Invisible Art I Saw This Summer

Somewhere I encountered Ed Ruscha’s text pieces. White statement slapped on oversaturated mountain, rather like something I forgot I’d already reblogged on Tumblr, only the text isn’t an adolescent existentialism. Rather it reminded me of signs I’d seen driving through Ohio; “Caring Farmers Producing Quality Pork”, “Onward Christian Soldier”, “Drive Sober!! Alcohol Deaths 266”.

Interestingly, the second page on his website, after “works”, is “missing works”. Here you find black and white photographs of stuff like Piano [#2], which you can download by right-clicking, eliminating the pretense of even taking a screenshot in order to take a copy of the image with you. What then is missing here? Color, like the skin of dinosaurs, we’ll never know. Just the little things, like piano (p) for quiet. And of course monetarily, the value. What then is left? Oddly, something that still has plenty of meaning. I’ll never see Piano [#2] but I have seen something else I took notice of.

4527-d-1966-13-1

Anyway, I don’t know why they’re missing, but you can contact the Catalogue Raisonné if you “have information about the location of any of the works”.

Then I walk into a dark room and this is playing:

I wonder about Hito Steryl’s black gi (you know, this thing), which is folded left over right side–to me, the wrong way. (As I write this, I have to double check that I’m not imagining it by googling “kimono” (spoiler: gross appropriation), but I’ve worn a kimono and I know I’m right.) It’s the kind of little thing that feels deeply wrong when you’re reading a flipped manga. And I have to pause and say that maybe I’m assuming when I think Hito Steryl is Japanese and would care about this anyway. As it turns out, she’s German. That in itself is “how not to be seen”, a kind of cultural invisibility, that an assumption because of the way you look can erase your real identity. But I also remember at the last minute that the folds of a kimono are reversed on the body of someone about to be cremated, and I wonder if that was her intent. But I’ll just keep wondering, because Steryl doesn’t have a website and, in respect to my curiosity, remains invisible.

Then I walk into another dark room and get in a ball pit (no, actually, a ball pit) where this is playing:

Hard to know where to start with this one.

I suppose the obvious thing to point out is that Jon Rafman sticks his hands into the internet and pulls out, kicking, screaming, or heavily breathing, many sights and sounds that we may never have dreamed existed (or wanted to).
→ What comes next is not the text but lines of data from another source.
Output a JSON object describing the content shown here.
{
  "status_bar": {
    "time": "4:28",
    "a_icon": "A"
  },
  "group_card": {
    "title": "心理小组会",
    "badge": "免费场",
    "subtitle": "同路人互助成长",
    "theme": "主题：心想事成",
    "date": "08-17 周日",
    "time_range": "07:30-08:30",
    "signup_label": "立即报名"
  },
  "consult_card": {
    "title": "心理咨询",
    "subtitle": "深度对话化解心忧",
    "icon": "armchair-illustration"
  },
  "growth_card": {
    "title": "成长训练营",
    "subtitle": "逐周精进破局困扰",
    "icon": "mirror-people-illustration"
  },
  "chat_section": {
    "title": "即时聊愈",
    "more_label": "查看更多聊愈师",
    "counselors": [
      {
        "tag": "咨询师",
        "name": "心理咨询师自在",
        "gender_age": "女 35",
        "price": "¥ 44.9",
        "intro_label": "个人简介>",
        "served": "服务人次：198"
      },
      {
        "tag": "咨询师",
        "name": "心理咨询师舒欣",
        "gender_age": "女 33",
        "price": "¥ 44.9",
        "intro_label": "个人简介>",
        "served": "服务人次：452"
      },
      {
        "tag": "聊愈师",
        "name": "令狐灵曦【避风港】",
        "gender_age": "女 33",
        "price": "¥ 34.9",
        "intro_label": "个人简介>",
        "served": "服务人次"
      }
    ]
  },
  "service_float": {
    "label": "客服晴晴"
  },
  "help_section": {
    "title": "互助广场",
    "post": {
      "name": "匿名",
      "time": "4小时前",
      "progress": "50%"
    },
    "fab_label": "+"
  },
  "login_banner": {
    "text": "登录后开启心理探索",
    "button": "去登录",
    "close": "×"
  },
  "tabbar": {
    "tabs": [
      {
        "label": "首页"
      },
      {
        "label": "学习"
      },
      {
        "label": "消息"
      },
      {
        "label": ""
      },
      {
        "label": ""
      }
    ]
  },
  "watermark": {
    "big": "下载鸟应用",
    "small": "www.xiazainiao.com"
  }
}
The thing is, I say “we” to describe the category of people who might be shocked or disturbed by this visual information, but the internet as a community is responsible for them, and if you are using the internet to read this sentence, you are a part of it too. As the narrator informs us, “You do not move your eyes from the screen. You have become invisible.”
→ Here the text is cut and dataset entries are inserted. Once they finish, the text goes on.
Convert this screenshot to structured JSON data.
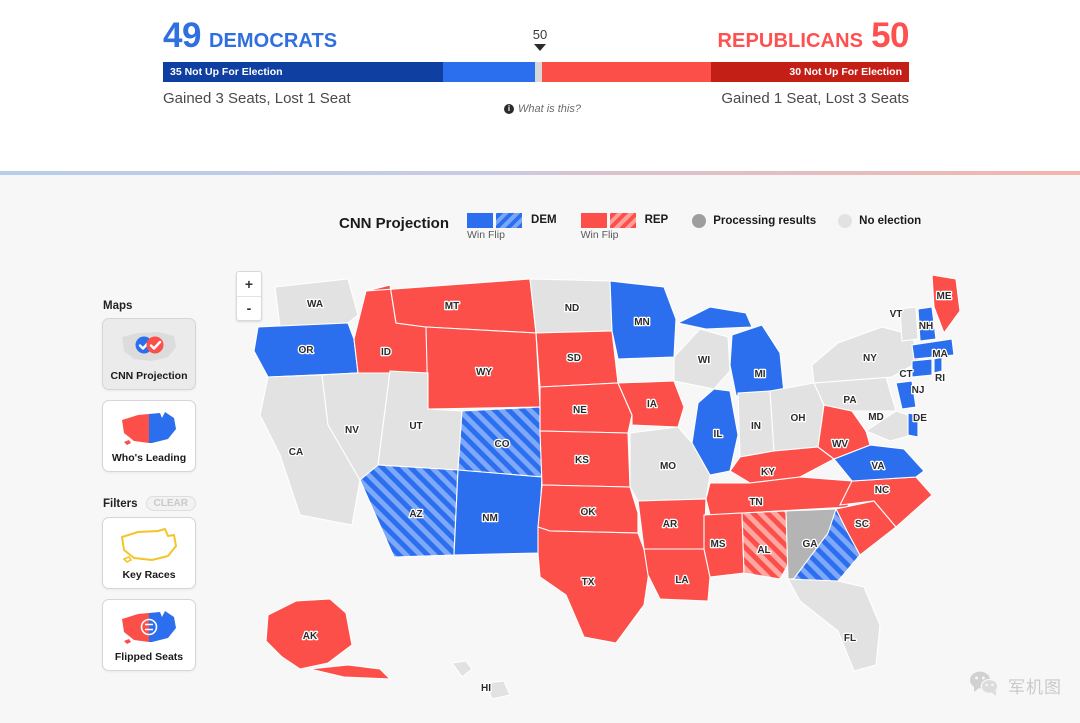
{
  "banner": {
    "democrats": {
      "seats": "49",
      "label": "DEMOCRATS",
      "not_up_label": "35 Not Up For Election",
      "gained_lost": "Gained 3 Seats, Lost 1 Seat",
      "color": "#2f6fde",
      "safe_color": "#0f3fa0",
      "won_color": "#2b6fef",
      "not_up_count": 35,
      "won_count": 14
    },
    "republicans": {
      "seats": "50",
      "label": "REPUBLICANS",
      "not_up_label": "30 Not Up For Election",
      "gained_lost": "Gained 1 Seat, Lost 3 Seats",
      "color": "#ff5050",
      "safe_color": "#c41f16",
      "won_color": "#fc4f4a",
      "not_up_count": 30,
      "won_count": 20
    },
    "majority_marker": "50",
    "what_is_this": "What is this?",
    "info_glyph": "i"
  },
  "legend": {
    "title": "CNN Projection",
    "dem": {
      "party": "DEM",
      "sub": "Win Flip"
    },
    "rep": {
      "party": "REP",
      "sub": "Win Flip"
    },
    "processing": "Processing results",
    "no_election": "No election"
  },
  "rail": {
    "maps_heading": "Maps",
    "filters_heading": "Filters",
    "clear_label": "CLEAR",
    "maps": [
      {
        "label": "CNN Projection",
        "selected": true
      },
      {
        "label": "Who's Leading",
        "selected": false
      }
    ],
    "filters": [
      {
        "label": "Key Races",
        "selected": false
      },
      {
        "label": "Flipped Seats",
        "selected": false
      }
    ]
  },
  "zoom_controls": {
    "zoom_in": "+",
    "zoom_out": "-"
  },
  "watermark": {
    "text": "军机图"
  },
  "colors": {
    "dem": "#2b6fef",
    "dem_flip_stripe": "#7aa6f7",
    "rep": "#fc4f4a",
    "rep_flip_stripe": "#fda09c",
    "processing": "#9e9e9e",
    "no_election": "#e2e2e2",
    "map_bg": "#f7f7f7"
  },
  "map": {
    "states": [
      {
        "id": "WA",
        "label": "WA",
        "status": "no_election"
      },
      {
        "id": "OR",
        "label": "OR",
        "status": "dem"
      },
      {
        "id": "CA",
        "label": "CA",
        "status": "no_election"
      },
      {
        "id": "NV",
        "label": "NV",
        "status": "no_election"
      },
      {
        "id": "ID",
        "label": "ID",
        "status": "rep"
      },
      {
        "id": "MT",
        "label": "MT",
        "status": "rep"
      },
      {
        "id": "WY",
        "label": "WY",
        "status": "rep"
      },
      {
        "id": "UT",
        "label": "UT",
        "status": "no_election"
      },
      {
        "id": "CO",
        "label": "CO",
        "status": "dem_flip"
      },
      {
        "id": "AZ",
        "label": "AZ",
        "status": "dem_flip"
      },
      {
        "id": "NM",
        "label": "NM",
        "status": "dem"
      },
      {
        "id": "ND",
        "label": "ND",
        "status": "no_election"
      },
      {
        "id": "SD",
        "label": "SD",
        "status": "rep"
      },
      {
        "id": "NE",
        "label": "NE",
        "status": "rep"
      },
      {
        "id": "KS",
        "label": "KS",
        "status": "rep"
      },
      {
        "id": "OK",
        "label": "OK",
        "status": "rep"
      },
      {
        "id": "TX",
        "label": "TX",
        "status": "rep"
      },
      {
        "id": "MN",
        "label": "MN",
        "status": "dem"
      },
      {
        "id": "IA",
        "label": "IA",
        "status": "rep"
      },
      {
        "id": "MO",
        "label": "MO",
        "status": "no_election"
      },
      {
        "id": "AR",
        "label": "AR",
        "status": "rep"
      },
      {
        "id": "LA",
        "label": "LA",
        "status": "rep"
      },
      {
        "id": "WI",
        "label": "WI",
        "status": "no_election"
      },
      {
        "id": "IL",
        "label": "IL",
        "status": "dem"
      },
      {
        "id": "MS",
        "label": "MS",
        "status": "rep"
      },
      {
        "id": "AL",
        "label": "AL",
        "status": "rep_flip"
      },
      {
        "id": "MI",
        "label": "MI",
        "status": "dem"
      },
      {
        "id": "IN",
        "label": "IN",
        "status": "no_election"
      },
      {
        "id": "OH",
        "label": "OH",
        "status": "no_election"
      },
      {
        "id": "KY",
        "label": "KY",
        "status": "rep"
      },
      {
        "id": "TN",
        "label": "TN",
        "status": "rep"
      },
      {
        "id": "GA",
        "label": "GA",
        "status": "processing"
      },
      {
        "id": "GA2",
        "label": "",
        "status": "dem_flip"
      },
      {
        "id": "FL",
        "label": "FL",
        "status": "no_election"
      },
      {
        "id": "SC",
        "label": "SC",
        "status": "rep"
      },
      {
        "id": "NC",
        "label": "NC",
        "status": "rep"
      },
      {
        "id": "VA",
        "label": "VA",
        "status": "dem"
      },
      {
        "id": "WV",
        "label": "WV",
        "status": "rep"
      },
      {
        "id": "PA",
        "label": "PA",
        "status": "no_election"
      },
      {
        "id": "NY",
        "label": "NY",
        "status": "no_election"
      },
      {
        "id": "MD",
        "label": "MD",
        "status": "no_election"
      },
      {
        "id": "DE",
        "label": "DE",
        "status": "dem"
      },
      {
        "id": "NJ",
        "label": "NJ",
        "status": "dem"
      },
      {
        "id": "CT",
        "label": "CT",
        "status": "dem"
      },
      {
        "id": "RI",
        "label": "RI",
        "status": "dem"
      },
      {
        "id": "MA",
        "label": "MA",
        "status": "dem"
      },
      {
        "id": "NH",
        "label": "NH",
        "status": "dem"
      },
      {
        "id": "VT",
        "label": "VT",
        "status": "no_election"
      },
      {
        "id": "ME",
        "label": "ME",
        "status": "rep"
      },
      {
        "id": "AK",
        "label": "AK",
        "status": "rep"
      },
      {
        "id": "HI",
        "label": "HI",
        "status": "no_election"
      }
    ]
  }
}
The corners of the internet we may think of as being the darkest are still a part of the human imagination as a whole, and I think Rafman points out to us that they are more real than we would like to acknowledge. They are merely a facet of culture that is less visible. What is actually disturbing may simply be that the internet provides a platform for invisible things to become visible.

While writing this I was compelled to do some light research (read: wikipedia) on 4chan, a website that, for better or worse, played a significant part in my education about the world at large. If you know what I’m talking about, you know, and if you don’t, read: wikipedia. It includes a “controversies” subheading including “threats of violence”, child pornography, and one murder. One citation about users that tracked down the uploader of videos of abuse of a cat named Dusty and facilitated his arrest. (“The cat was treated by a veterinarian and taken to a safe place.”) This on a website alongside women depicted with mundane regularity as objects subjected to violent and humiliating rape. But those are just pictures, right?

I don’t have any answers about what the internet means for us, our culture, for our benefit or destruction. But I will say I think there’s much that we call invisible that we merely choose not to see, and that goes for identity, conspiracy, value, a word that spells “piano”.